— Дрова я привыкла сама рубить, но пускай бы и нарубил. И чтоб зимой печку протопил, и чтоб, придя с фермы, было возле кого погреться. А то прибежишь от коров — и в холодную постель, как в могилу — бр-р-р, страшно. Так найдешь? — она смотрела на Ивана и смеялась.
— Найдем. Это чтоб в наш век да не найти всего-навсего одного хлопца?
— И я так думаю. Люди вон на Луну летают… как ее, на Венеру собираются, а тут бабе одного мужика. Не обязательно хлопца. Скажи, пусть не боится, я его любить буду.
Иван подумал о том, что Наде, наверное, совсем не смешно. Нет, не смешно, если так упрямо говорит об одном и том же. Вспомнил, как вчера отпрашивался у Василия Васильевича и как тот вначале сморщился, но все же отпустил: «Поезжай, только не забывай, что в тот понедельник с бригадой должен быть в Гродно»; как ехал домой, переполненный разными чувствами, и главным над всем была радость. Радость от ощущения своего здоровья и силы, оттого, что он скоро будет дома и увидит мать, и она будет рада ему, а сейчас он почувствовал, что той радости ему уже мало. Ему стало чего-то недоставать.
— Где садиться будем? — спросил Лёха у Ивановой матери. Она тут была старшей. Как она скажет, так и будет.

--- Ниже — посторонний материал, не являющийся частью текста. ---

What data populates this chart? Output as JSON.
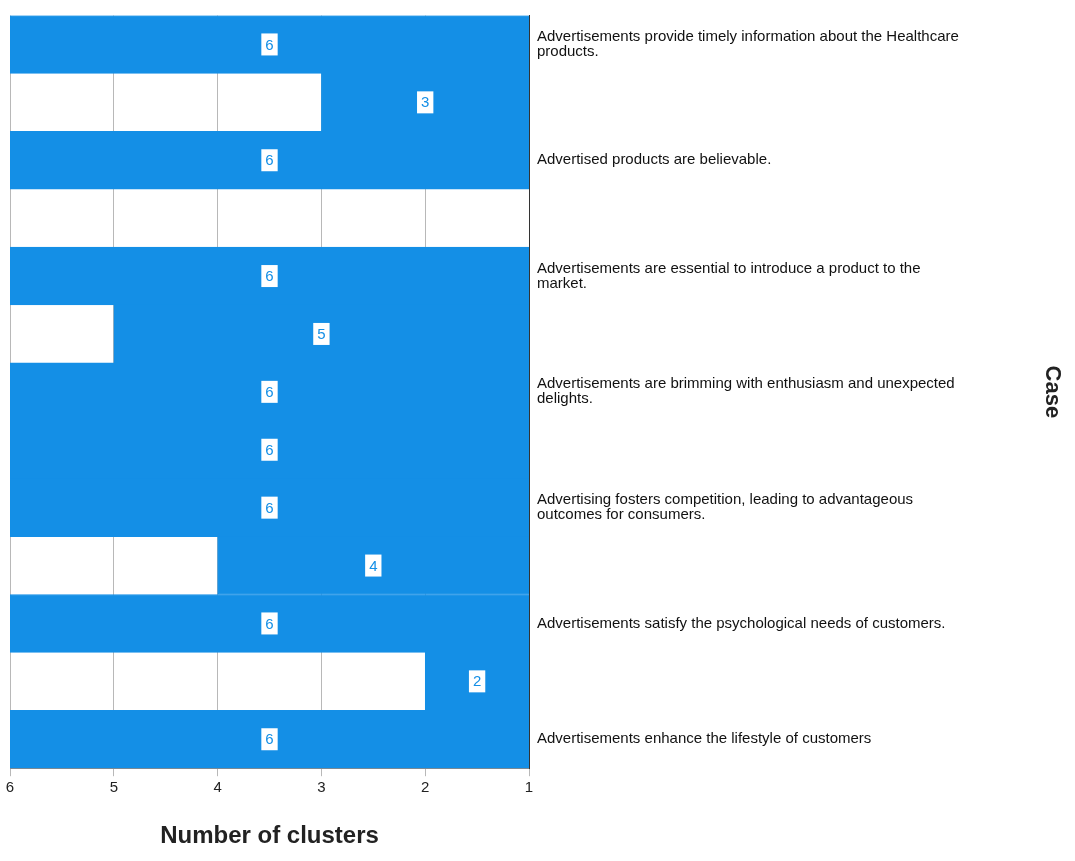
{
  "chart_data": {
    "type": "bar",
    "orientation": "horizontal",
    "categories": [
      "Advertisements provide timely information about the Healthcare products.",
      null,
      "Advertised products are believable.",
      null,
      "Advertisements are essential to introduce a product to the market.",
      null,
      "Advertisements are brimming with enthusiasm and unexpected delights.",
      null,
      "Advertising fosters competition, leading to advantageous outcomes for consumers.",
      null,
      "Advertisements satisfy the psychological needs of customers.",
      null,
      "Advertisements enhance the lifestyle of customers"
    ],
    "values": [
      6,
      3,
      6,
      null,
      6,
      5,
      6,
      6,
      6,
      4,
      6,
      2,
      6
    ],
    "color": "#148fe6",
    "xlim": [
      6,
      1
    ],
    "xticks": [
      6,
      5,
      4,
      3,
      2,
      1
    ],
    "xlabel": "Number of clusters",
    "ylabel": "Case",
    "grid": "x",
    "data_labels": true,
    "legend": false
  }
}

И она сказала то, что говорила не один год:
— На Левоновой могиле. Только рано еще, никто не начинает.
И правда, все словно чего-то ждали — сновали туда-сюда, переспрашивали, где кто лежит — под седыми, темными крестами, под вросшими в землю камнями. Иван сказал матери, что скоро вернется, и они с Лёхой пошли. Продирались сквозь кусты и молодой ельник, читали надписи, и Иван удивлялся: многие, кого он знал живыми, лежат уже здесь. Про многих он уже и забыл и только теперь, увидев могилу, вспоминал, что они были, припоминал их лица, походку, разговор, и ни печали, ни жалости не чувствовал, будто все они были живые, здоровые, какими он их когда-то знал, и будто каждого из них можно сейчас встретить, и ничего неожиданного и странного в этом не будет.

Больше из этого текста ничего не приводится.